On the very last aisle, facing the wall, I found the Scriptwriter’s Network Booth... and was recognized again. Now here’s the strange part - one of the members volunteering at the booth recognized me... from London! He took my class at the Raindance Film Festival once. Small world. Well, the Network is closing in on their 25th anniversary, and I’ve been a member for something like 20 years - since I first moved to Los Angeles. I talked to Joe about doing a class or something for the Network, and that’ll happen sometime in the future. The last time I did a class for them, afterwards some people wanted to buy Blue Books or CDs... and I didn’t bring any.

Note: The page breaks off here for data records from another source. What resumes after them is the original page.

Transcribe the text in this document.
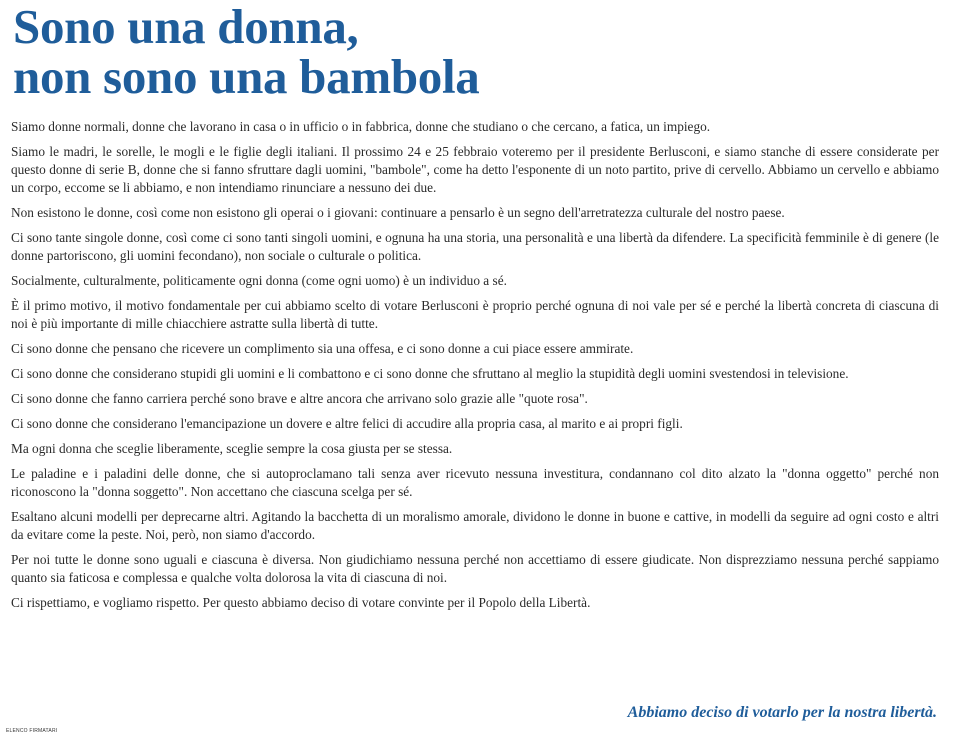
Sono una donna,
non sono una bambola

Siamo donne normali, donne che lavorano in casa o in ufficio o in fabbrica, donne che studiano o che cercano, a fatica, un impiego.

Siamo le madri, le sorelle, le mogli e le figlie degli italiani. Il prossimo 24 e 25 febbraio voteremo per il presidente Berlusconi, e siamo stanche di essere considerate per questo donne di serie B, donne che si fanno sfruttare dagli uomini, "bambole", come ha detto l'esponente di un noto partito, prive di cervello. Abbiamo un cervello e abbiamo un corpo, eccome se li abbiamo, e non intendiamo rinunciare a nessuno dei due.

Non esistono le donne, così come non esistono gli operai o i giovani: continuare a pensarlo è un segno dell'arretratezza culturale del nostro paese.

Ci sono tante singole donne, così come ci sono tanti singoli uomini, e ognuna ha una storia, una personalità e una libertà da difendere. La specificità femminile è di genere (le donne partoriscono, gli uomini fecondano), non sociale o culturale o politica.

Socialmente, culturalmente, politicamente ogni donna (come ogni uomo) è un individuo a sé.

È il primo motivo, il motivo fondamentale per cui abbiamo scelto di votare Berlusconi è proprio perché ognuna di noi vale per sé e perché la libertà concreta di ciascuna di noi è più importante di mille chiacchiere astratte sulla libertà di tutte.

Ci sono donne che pensano che ricevere un complimento sia una offesa, e ci sono donne a cui piace essere ammirate.

Ci sono donne che considerano stupidi gli uomini e li combattono e ci sono donne che sfruttano al meglio la stupidità degli uomini svestendosi in televisione.

Ci sono donne che fanno carriera perché sono brave e altre ancora che arrivano solo grazie alle "quote rosa".

Ci sono donne che considerano l'emancipazione un dovere e altre felici di accudire alla propria casa, al marito e ai propri figli.

Ma ogni donna che sceglie liberamente, sceglie sempre la cosa giusta per se stessa.

Le paladine e i paladini delle donne, che si autoproclamano tali senza aver ricevuto nessuna investitura, condannano col dito alzato la "donna oggetto" perché non riconoscono la "donna soggetto". Non accettano che ciascuna scelga per sé.

Esaltano alcuni modelli per deprecarne altri. Agitando la bacchetta di un moralismo amorale, dividono le donne in buone e cattive, in modelli da seguire ad ogni costo e altri da evitare come la peste. Noi, però, non siamo d'accordo.

Per noi tutte le donne sono uguali e ciascuna è diversa. Non giudichiamo nessuna perché non accettiamo di essere giudicate. Non disprezziamo nessuna perché sappiamo quanto sia faticosa e complessa e qualche volta dolorosa la vita di ciascuna di noi.

Ci rispettiamo, e vogliamo rispetto. Per questo abbiamo deciso di votare convinte per il Popolo della Libertà.

Abbiamo deciso di votarlo per la nostra libertà.

ELENCO FIRMATARI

I guess when people usually do classes for them they bring stuff to sell... I was just doing a class. This time, I guess I’ll bring stuff. We talked about how the organization is doing these days, etc. There was a demonstration stage in the center of the room - with no one doing any demonstrations - and I told Joe that next year if they did this I’d be happy to do a class or two on that stage to drum up some new members for the Network. I would probably be at the Expo anyway, and bored out of my skull after seeing everything in an hour... so why not?

Hey, and maybe some producer wandering through will hear me talk and want to buy a screenplay?

- Bill
IMPORTANT UPDATE:

TODAY'S SCRIPT TIP: Emotion Pictures - What do you want the audience to feel?
Dinner: Panera - sandwich.
Pages: Two great scenes (4 pages). Still behind, but getting there!
Bicycle: Rode all over the place.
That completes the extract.